The master was scrutinizing some of the writings, holding in his hand a pail of whitewash. He had already read and guessed among the long line of words the interesting relationship between these two people. “Have they already met?” he wondered. The writings went out of the borders of the monitor. People had no room so they started writing around the Christ’s portrait, on the girl’s balloons. In the umbrella – the walls under the bridge were almost written. The master’s eyes ached but he went on reading what the other people had written.

“Isthereanybodylevskiisnumberonewhereareyoufindhiminthecornersmileevenasleepyouarearoseyouareacreamyouarehappinessformeitisbetternottokisstheiconswithlipstickbecauseitleavestraces! Let your light shine! Youdon’havetherighttowritewithspacewhichilikenomatterifsomebodysuffershellostupidmengreatewhereareyoubirdsdiealonewhiletiredhorseswerekilled.whereareyoumaria.”

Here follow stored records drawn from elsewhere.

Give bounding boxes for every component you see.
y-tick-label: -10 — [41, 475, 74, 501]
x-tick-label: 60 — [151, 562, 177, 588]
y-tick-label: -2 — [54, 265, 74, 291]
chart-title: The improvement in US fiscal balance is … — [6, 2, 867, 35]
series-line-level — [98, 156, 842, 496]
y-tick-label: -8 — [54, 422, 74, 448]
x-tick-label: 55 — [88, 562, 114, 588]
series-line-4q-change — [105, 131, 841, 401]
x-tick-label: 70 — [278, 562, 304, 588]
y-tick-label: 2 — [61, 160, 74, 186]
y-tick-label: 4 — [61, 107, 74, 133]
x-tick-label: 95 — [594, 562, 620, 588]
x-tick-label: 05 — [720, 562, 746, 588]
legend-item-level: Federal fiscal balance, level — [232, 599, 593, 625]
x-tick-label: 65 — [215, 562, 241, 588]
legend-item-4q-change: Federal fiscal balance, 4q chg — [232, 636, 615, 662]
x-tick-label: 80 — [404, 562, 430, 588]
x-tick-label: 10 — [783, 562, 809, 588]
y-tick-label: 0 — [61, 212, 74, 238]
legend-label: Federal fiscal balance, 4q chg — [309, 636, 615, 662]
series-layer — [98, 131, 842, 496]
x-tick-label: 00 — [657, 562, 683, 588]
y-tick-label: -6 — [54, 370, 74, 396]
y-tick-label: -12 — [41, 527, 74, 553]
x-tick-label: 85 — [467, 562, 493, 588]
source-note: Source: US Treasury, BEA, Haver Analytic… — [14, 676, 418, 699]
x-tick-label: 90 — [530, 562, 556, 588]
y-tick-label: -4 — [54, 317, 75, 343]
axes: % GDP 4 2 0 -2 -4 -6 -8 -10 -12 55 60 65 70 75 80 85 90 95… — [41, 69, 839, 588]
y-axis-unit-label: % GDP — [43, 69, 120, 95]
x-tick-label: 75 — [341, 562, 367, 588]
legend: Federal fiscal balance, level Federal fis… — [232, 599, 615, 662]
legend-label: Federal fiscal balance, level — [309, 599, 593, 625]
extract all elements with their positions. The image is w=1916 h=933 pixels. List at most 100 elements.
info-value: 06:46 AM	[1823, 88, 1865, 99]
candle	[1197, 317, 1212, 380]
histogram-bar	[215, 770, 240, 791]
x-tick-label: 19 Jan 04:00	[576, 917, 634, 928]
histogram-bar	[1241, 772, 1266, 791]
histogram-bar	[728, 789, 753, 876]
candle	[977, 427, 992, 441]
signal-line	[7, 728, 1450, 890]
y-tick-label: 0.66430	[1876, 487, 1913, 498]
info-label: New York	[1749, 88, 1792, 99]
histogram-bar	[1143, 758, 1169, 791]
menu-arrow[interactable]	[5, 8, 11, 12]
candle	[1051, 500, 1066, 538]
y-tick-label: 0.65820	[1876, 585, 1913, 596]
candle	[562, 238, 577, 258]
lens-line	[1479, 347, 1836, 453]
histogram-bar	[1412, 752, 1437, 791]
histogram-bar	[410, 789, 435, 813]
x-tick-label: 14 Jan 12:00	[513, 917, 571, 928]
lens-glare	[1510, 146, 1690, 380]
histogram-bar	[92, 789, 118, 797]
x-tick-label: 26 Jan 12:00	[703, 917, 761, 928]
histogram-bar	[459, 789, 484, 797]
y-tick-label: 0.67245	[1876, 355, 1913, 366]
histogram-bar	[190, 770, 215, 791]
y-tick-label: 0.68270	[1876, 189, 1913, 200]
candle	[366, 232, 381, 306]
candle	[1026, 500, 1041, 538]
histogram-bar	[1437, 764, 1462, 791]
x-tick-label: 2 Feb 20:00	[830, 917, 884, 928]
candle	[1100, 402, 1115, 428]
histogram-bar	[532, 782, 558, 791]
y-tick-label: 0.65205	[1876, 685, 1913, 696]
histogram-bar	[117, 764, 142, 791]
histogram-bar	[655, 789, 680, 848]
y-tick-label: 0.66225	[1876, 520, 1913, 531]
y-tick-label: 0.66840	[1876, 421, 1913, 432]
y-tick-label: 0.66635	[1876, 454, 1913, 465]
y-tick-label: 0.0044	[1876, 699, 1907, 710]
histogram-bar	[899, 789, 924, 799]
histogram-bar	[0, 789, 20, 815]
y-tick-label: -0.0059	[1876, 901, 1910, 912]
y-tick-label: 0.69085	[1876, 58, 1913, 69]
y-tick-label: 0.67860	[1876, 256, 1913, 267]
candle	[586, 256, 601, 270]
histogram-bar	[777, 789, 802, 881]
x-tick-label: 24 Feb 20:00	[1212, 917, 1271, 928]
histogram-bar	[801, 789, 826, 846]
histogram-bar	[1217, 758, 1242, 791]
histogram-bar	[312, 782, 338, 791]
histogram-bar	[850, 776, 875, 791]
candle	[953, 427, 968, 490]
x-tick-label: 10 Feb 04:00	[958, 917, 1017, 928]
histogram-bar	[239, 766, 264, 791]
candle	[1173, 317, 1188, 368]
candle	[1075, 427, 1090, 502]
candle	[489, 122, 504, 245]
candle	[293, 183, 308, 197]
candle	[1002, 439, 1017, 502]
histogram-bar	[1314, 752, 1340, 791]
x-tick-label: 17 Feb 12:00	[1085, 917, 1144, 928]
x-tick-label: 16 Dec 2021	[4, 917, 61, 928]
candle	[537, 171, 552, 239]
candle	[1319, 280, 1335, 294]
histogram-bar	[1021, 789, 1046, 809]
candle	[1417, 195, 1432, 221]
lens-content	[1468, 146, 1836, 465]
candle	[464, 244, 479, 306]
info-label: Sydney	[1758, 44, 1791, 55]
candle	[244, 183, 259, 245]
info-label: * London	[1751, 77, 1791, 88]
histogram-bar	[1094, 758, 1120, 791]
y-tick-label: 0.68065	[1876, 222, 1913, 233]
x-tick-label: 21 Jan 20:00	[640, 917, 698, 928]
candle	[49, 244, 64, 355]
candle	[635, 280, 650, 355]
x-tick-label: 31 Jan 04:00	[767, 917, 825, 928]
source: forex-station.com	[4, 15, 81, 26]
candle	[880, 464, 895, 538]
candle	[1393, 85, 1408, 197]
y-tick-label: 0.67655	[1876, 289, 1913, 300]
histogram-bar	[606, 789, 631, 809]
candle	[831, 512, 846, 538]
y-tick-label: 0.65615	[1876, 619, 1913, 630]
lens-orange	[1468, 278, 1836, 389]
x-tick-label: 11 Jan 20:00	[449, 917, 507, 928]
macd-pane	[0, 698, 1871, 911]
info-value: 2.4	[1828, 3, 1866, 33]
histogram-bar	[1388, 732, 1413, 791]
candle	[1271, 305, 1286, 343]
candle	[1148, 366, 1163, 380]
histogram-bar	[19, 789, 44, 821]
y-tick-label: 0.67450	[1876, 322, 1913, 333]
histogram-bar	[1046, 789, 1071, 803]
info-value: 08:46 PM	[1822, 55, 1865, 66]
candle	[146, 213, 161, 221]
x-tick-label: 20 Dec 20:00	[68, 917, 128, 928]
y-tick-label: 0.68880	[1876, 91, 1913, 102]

The master was reading, staring and thinking for such a long time that the pain brush was back in the pail. In the distance a woman appeared. “It must be her”. The silhouette came closer on the pavement. Gradually. Gradually. Gradually. But then she skipped the graffiti.
The master looked back to the “monitor.” He looked around, worrying that somebody could regard him as crazy. Then he started pressing the depicted keys: P-I-T-Y.

After a while the whiteness covered everything – Christ, Monitor, Girls, Keyboard, Stairs, Hope. Swallows had already flown.
The street artist came back after 893 days. Or he chose to think so. His eyes expressed dryness, his mouth – inexplicitness, his face – extinguished insanity.
He watched the dirty white street gallery under the bridge. On the place where the monitor had stood somebody wrote: “wewantthemonitorbackyouarecrazywewanttowrite”.
On the one side one wrote by the means of a stencil and red paint: “Writing is not allowed here. The violators will be imposed a fine.” A message was put up there: “Dear citizens, we address to you politely with the request to cease this madness of writing. Bear in mind that you destroy a state property. Yours faithfully, Town Council”

Standing in front of the wall, he imagined the keyboard and started pressing the imaginary keys: N-O-T-M-A-D-N-E-S-S-I-S-T-H-E-F-R-E-E-D-O-M-O-F-B-E-I-N-G-M-I-S-U-N-D-E-R-S-T-O-O-D
Then he pressed ENTER.

This text won the second award in the literary competition “Writing is insane”.